Finally I want to say that the book is confusing. The reader do not learn how to do a statistical test or a regression because the formulas appear from nowhere. I had trouble to understand how they use the formulas, imagine someone that is not a statistician.

Frustrated with the dissemination of bad use of statistics and wrong concepts, I wrote my negative review of the book on Amazon website. Hopefully others will choose better than me.

Saturday, 10 July 2010

Interim Analysis

In the world of Clinical Trials there is a type of Statistical Analysis they call Interim Analysis. It is concerned with analyzing the results of the trial before its end in order to assure the protocols of the study are being followed and to see whether the results at a given point in time are already strongly favoring or opposing the study hypothesis to the point that the experiment could stop and save money, perhaps saving lives too. For example, if we have strong evidence that treatment A is better than treatment B, then there is no point on continuing the trial, which gives half of participants the less efficient treatment B.

An Interim Analysis differs a little from usual statistical analysis of clinical trials, even though it is a type of statistical analysis. Interim Analysis is not as complete as the statistical analyses performed at the end of the trial and it usually does not aim to understand many outcome variables. One of the reasons is that it is not supposed to be too expensive and another is that it is not supposed to influence the trial. Interim Analysis has to be done preserving the blindness of the trial, therefore in an almost confidential way. Trials with a great amount of analysis before its completion may be questioned as to the extent the external procedures of analyzing data did not influence the trial itself.

As such an Interim Analysis often focus on some main outcome variables at limited points in time. It wants to avoid multiple comparison problems and its protocol must be very well defined in advance. Strict rules of analysis and stopping rules (i.e. if this comparison is found significant the trial must stop) are well defined and followed.

One of the most used types of Interim Analysis is the Group Sequential Analysis. It is defined a priori how many analyses will be performed during the trial and the sample size per treatment at the point when the analyses is done. Based on this stopping rules can be defined in terms of level of significance attained at each and every analysis.

Another type is called Continuous Sequential Statistical Techniques, which, as I see does not go without some criticism. Here, at the arrival of each new results the entire set of data is reanalyzed and differences reaccessed.  Cut off for the lower and upper bound of difference are established that when reached causes the trial to stop because a conclusion is already clear - either the treatment is significantly better or worse than the other. This seems to be a good book on this subject.

Sunday, 4 July 2010

Equivalence Tests

Reading the Book Statistics Applied to Clinical Trials I learnt about Equivalence tests. This is very interesting indeed. Situations exists where you want to test whether a treatment has the same effect compared to a placebo or compared to an existing treatment. This can be readily extended to situation I face on my daly work with Marketing Research.
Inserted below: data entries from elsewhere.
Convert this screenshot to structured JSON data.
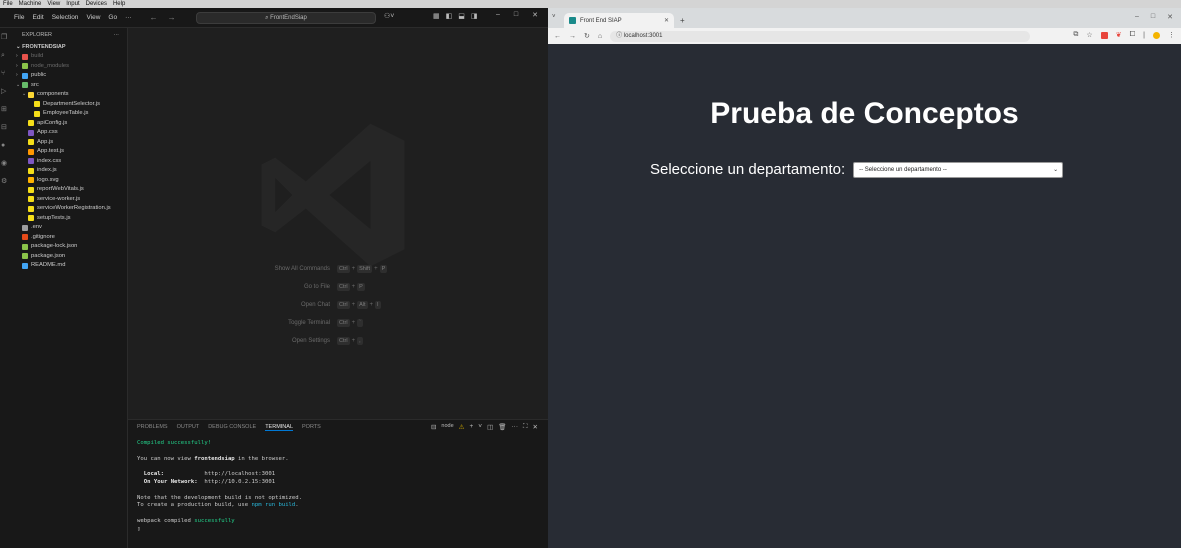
{
  "host_menu": [
    "File",
    "Machine",
    "View",
    "Input",
    "Devices",
    "Help"
  ],
  "vscode": {
    "menu": [
      "File",
      "Edit",
      "Selection",
      "View",
      "Go",
      "···"
    ],
    "search_text": "FrontEndSiap",
    "sidebar": {
      "explorer_title": "EXPLORER",
      "project": "FRONTENDSIAP",
      "tree": [
        {
          "label": "build",
          "indent": 1,
          "chev": ">",
          "color": "#e8534c",
          "dim": true
        },
        {
          "label": "node_modules",
          "indent": 1,
          "chev": ">",
          "color": "#8bc34a",
          "dim": true
        },
        {
          "label": "public",
          "indent": 1,
          "chev": ">",
          "color": "#42a5f5",
          "dim": false
        },
        {
          "label": "src",
          "indent": 1,
          "chev": "v",
          "color": "#66bb6a",
          "dim": false
        },
        {
          "label": "components",
          "indent": 2,
          "chev": "v",
          "color": "#fdd835",
          "dim": false
        },
        {
          "label": "DepartmentSelector.js",
          "indent": 3,
          "chev": "",
          "color": "#f5de19",
          "dim": false
        },
        {
          "label": "EmployeeTable.js",
          "indent": 3,
          "chev": "",
          "color": "#f5de19",
          "dim": false
        },
        {
          "label": "apiConfig.js",
          "indent": 2,
          "chev": "",
          "color": "#f5de19",
          "dim": false
        },
        {
          "label": "App.css",
          "indent": 2,
          "chev": "",
          "color": "#7e57c2",
          "dim": false
        },
        {
          "label": "App.js",
          "indent": 2,
          "chev": "",
          "color": "#f5de19",
          "dim": false
        },
        {
          "label": "App.test.js",
          "indent": 2,
          "chev": "",
          "color": "#ff9800",
          "dim": false
        },
        {
          "label": "index.css",
          "indent": 2,
          "chev": "",
          "color": "#7e57c2",
          "dim": false
        },
        {
          "label": "index.js",
          "indent": 2,
          "chev": "",
          "color": "#f5de19",
          "dim": false
        },
        {
          "label": "logo.svg",
          "indent": 2,
          "chev": "",
          "color": "#ffb300",
          "dim": false
        },
        {
          "label": "reportWebVitals.js",
          "indent": 2,
          "chev": "",
          "color": "#f5de19",
          "dim": false
        },
        {
          "label": "service-worker.js",
          "indent": 2,
          "chev": "",
          "color": "#f5de19",
          "dim": false
        },
        {
          "label": "serviceWorkerRegistration.js",
          "indent": 2,
          "chev": "",
          "color": "#f5de19",
          "dim": false
        },
        {
          "label": "setupTests.js",
          "indent": 2,
          "chev": "",
          "color": "#f5de19",
          "dim": false
        },
        {
          "label": ".env",
          "indent": 1,
          "chev": "",
          "color": "#9e9e9e",
          "dim": false
        },
        {
          "label": ".gitignore",
          "indent": 1,
          "chev": "",
          "color": "#e64a19",
          "dim": false
        },
        {
          "label": "package-lock.json",
          "indent": 1,
          "chev": "",
          "color": "#8bc34a",
          "dim": false
        },
        {
          "label": "package.json",
          "indent": 1,
          "chev": "",
          "color": "#8bc34a",
          "dim": false
        },
        {
          "label": "README.md",
          "indent": 1,
          "chev": "",
          "color": "#42a5f5",
          "dim": false
        }
      ]
    },
    "shortcuts": [
      {
        "label": "Show All Commands",
        "keys": [
          "Ctrl",
          "+",
          "Shift",
          "+",
          "P"
        ]
      },
      {
        "label": "Go to File",
        "keys": [
          "Ctrl",
          "+",
          "P"
        ]
      },
      {
        "label": "Open Chat",
        "keys": [
          "Ctrl",
          "+",
          "Alt",
          "+",
          "I"
        ]
      },
      {
        "label": "Toggle Terminal",
        "keys": [
          "Ctrl",
          "+",
          "`"
        ]
      },
      {
        "label": "Open Settings",
        "keys": [
          "Ctrl",
          "+",
          ","
        ]
      }
    ],
    "panel": {
      "tabs": [
        "PROBLEMS",
        "OUTPUT",
        "DEBUG CONSOLE",
        "TERMINAL",
        "PORTS"
      ],
      "active_tab": "TERMINAL",
      "terminal_name": "node"
    },
    "terminal": {
      "compiled": "Compiled successfully!",
      "view_prefix": "You can now view ",
      "app_name": "frontendsiap",
      "view_suffix": " in the browser.",
      "local_label": "Local:",
      "local_url": "http://localhost:3001",
      "network_label": "On Your Network:",
      "network_url": "http://10.0.2.15:3001",
      "note1": "Note that the development build is not optimized.",
      "note2_prefix": "To create a production build, use ",
      "note2_cmd": "npm run build",
      "note2_suffix": ".",
      "webpack_prefix": "webpack compiled ",
      "webpack_status": "successfully"
    }
  },
  "browser": {
    "tab_title": "Front End SIAP",
    "url": "localhost:3001",
    "page": {
      "heading": "Prueba de Conceptos",
      "select_label": "Seleccione un departamento:",
      "select_value": "-- Seleccione un departamento --"
    }
  }
}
For example, suppose the client wishes to change the methodology of their survey from telephone to Online interviews. This will make things much cheaper, but will it make results from the new methodology incomparable with results from the old methodology? To test that we can simply conduct surveys with both methodology at the same time. But then, how do you compare them as to say their results "are the same"?

I soon realized that the usual statistical test of hypothesis is not suitable for this kind of situation. So I quickly thought about something. My approach was to do the usual statistical test, but lowering the confidence level to, say, 70%. I want my test to have more power, so that when I stay with the null hypothesis I am more confident it is true. But to tell the truth I have never even used this because of tremendous difficult to explain people why the usual test is not correct and why this would be a better approach. The problem may be more that 70% is something that seems not as good as 95%, at least from the eyes of non statisticians. Then I came up with a second approach which I used a few times. Ok, we will do the usual stat test, but we will do it several times. We compare the surveys for 3 or 5 months and this will tell us whether there is a methodology effect, even if it is not statistically significant. The approach seemed to work, I could see in one case that the new method produced slight lower averages that were not statistically significant though. Now we have a better idea of how much interview methodology affects survey results and we can even make the decision without relying on statistical tests.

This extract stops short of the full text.